A rock solid career
Published: 26 Jun 2015
Name: Charlotte Brough
Job title: Stonemasonry apprentice
Company: Historic Scotland
I’m a first-year stonemasonry apprentice with Historic Scotland. I live in Strathdon. I’m based at Kildrummy Castle and cover other sites in the area.
This week, I’m at our masonry training centre at Elgin Cathedral.
It’s an hour-and-a-half commute, making it an early start to get there for 8.30am.
On Monday morning, I’m up at 6am and out the door for 6.45am. I arrive about 8.15am, get into my overalls and head to the workshop.
At the start of the week we have a briefing from one of our trainers on what we’ll be learning and working on.
There are 16 of us, all at different levels of our three-year masonry training at Elgin. I love the training weeks and really look forward to learning new practical skills.
The workshop is divided into two large work spaces. One side has pallets of stone and slab, traditional chimneys, wheelbarrows, toolkits and mortar buckets, and is lined with stone walls and brick structures used for practical construction and maintenance work.
The other side is the hewing shed, a stonemasons’ classroom that has rows of individual mechanised workbenches, each equipped with the latest tools and ventilation pipes to extract excess dust.
I’ve been learning how to lay and level walls. This takes a lot of concentration to make sure it’s level throughout. If your mind wanders off, so does the level.
We all break for lunch at the same time. I bring in a sandwich and we have lunch together. It’s a good chance to catch up and hear what everyone’s been working on.
We’re based at different historic sites and come together for training. We work at castles, churches, historic structures, standing stones – it’s really varied.
My favourite thing to do is cutting stone. That’s my reason for getting into stonemasonry.
At college, I get to practise cutting different templates, working with traditional hand-held stone-cutting tools is amazing. You really get into your own zone.
The apprentice programme is four years, during which we learn about traditional craft skills for working on historic buildings.
As part of our training, we also learn about modern construction methods to widen our understanding.

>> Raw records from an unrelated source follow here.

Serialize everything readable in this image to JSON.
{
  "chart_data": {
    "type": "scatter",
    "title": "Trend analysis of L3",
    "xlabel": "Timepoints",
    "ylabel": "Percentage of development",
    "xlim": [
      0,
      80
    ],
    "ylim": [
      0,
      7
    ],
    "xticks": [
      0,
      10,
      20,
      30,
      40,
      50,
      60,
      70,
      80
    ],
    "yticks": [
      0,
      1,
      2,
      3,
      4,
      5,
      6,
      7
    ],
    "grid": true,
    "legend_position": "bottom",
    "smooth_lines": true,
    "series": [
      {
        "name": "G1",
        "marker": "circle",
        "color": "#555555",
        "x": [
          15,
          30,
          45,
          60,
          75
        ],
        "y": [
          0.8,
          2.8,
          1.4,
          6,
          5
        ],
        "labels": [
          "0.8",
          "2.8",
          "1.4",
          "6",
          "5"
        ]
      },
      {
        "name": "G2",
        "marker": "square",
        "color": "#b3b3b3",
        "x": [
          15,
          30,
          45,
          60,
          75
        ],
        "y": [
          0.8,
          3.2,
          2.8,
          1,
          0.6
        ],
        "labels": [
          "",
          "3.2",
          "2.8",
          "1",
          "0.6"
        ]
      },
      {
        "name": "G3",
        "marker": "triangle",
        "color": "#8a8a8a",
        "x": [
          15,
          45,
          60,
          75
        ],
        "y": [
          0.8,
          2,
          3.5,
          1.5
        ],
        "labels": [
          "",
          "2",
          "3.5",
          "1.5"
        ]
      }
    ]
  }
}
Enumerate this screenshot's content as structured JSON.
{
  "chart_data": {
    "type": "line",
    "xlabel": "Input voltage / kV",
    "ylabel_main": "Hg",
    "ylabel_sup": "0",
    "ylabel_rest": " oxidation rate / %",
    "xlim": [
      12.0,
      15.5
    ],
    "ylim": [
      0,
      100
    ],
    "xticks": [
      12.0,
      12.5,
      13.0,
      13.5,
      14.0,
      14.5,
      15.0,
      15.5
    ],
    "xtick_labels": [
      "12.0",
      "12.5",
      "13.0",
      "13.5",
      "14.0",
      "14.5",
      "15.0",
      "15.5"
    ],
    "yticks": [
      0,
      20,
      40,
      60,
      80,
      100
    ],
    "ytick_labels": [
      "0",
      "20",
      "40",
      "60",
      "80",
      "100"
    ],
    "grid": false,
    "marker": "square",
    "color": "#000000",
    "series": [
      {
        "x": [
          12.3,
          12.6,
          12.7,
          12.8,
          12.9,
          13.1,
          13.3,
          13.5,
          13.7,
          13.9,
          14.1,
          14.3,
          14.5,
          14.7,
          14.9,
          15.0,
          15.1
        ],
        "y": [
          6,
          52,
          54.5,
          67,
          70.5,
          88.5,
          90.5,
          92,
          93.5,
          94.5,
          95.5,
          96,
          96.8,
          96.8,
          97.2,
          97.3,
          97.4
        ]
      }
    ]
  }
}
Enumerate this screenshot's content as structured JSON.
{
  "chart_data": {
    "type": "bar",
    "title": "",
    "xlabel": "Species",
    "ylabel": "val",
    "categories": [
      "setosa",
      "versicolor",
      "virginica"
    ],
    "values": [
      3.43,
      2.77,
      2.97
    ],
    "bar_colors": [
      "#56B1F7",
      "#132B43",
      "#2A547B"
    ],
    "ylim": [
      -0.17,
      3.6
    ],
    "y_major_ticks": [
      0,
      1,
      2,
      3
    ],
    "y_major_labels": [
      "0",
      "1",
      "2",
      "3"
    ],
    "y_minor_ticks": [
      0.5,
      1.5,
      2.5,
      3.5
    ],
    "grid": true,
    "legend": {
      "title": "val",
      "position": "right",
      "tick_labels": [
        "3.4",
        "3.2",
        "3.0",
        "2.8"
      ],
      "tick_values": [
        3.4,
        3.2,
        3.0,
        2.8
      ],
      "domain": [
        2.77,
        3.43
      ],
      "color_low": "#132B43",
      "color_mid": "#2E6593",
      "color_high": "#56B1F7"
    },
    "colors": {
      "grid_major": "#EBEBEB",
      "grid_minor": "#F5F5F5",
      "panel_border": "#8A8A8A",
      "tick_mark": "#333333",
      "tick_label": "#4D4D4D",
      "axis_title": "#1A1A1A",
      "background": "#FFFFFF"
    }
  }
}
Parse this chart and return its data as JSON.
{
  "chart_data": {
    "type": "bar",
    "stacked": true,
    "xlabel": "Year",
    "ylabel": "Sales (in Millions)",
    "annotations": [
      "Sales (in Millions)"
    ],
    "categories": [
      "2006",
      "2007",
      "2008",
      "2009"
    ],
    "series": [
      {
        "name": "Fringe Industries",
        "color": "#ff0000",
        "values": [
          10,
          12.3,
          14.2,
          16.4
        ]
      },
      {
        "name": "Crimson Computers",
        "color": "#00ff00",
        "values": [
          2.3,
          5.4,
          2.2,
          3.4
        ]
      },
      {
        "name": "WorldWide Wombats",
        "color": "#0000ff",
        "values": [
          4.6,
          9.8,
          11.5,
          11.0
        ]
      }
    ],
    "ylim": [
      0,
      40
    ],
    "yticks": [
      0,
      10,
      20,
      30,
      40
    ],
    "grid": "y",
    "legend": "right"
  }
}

We finish up at 4pm and start vacuuming down and tidying up so that the studio is ready for when we come in the next morning.
I stay at a local B&B for the rest of the week to avoid the commute. I get back at around 5pm and usually go for a run or do some yoga, get washed up and make some food.
Then I’ll settle down for a few hours and do some studying. Many of the techniques we are learning are quite scientific, like working with lime. I enjoy learning the theory as much as the practical skills.
We need to understand the problems traditional buildings face and mostly it’s to do with poor maintenance or repair work using the wrong materials or techniques. If things aren’t done properly, it can lead to all sorts of problems, like dampness or masonry failure.
I’m working in this industry at a really exciting time. Historic Scotland is developing a building conservation centre for Scotland, opening in Stirling in summer 2016.
The Engine Shed will be an education centre, bringing together a wide range of crafts and trades people as well as being open to the public.
It’s great that this training hub will exist and I can continue to improve my skills. One day, I’d love to teach others the skills I’m learning.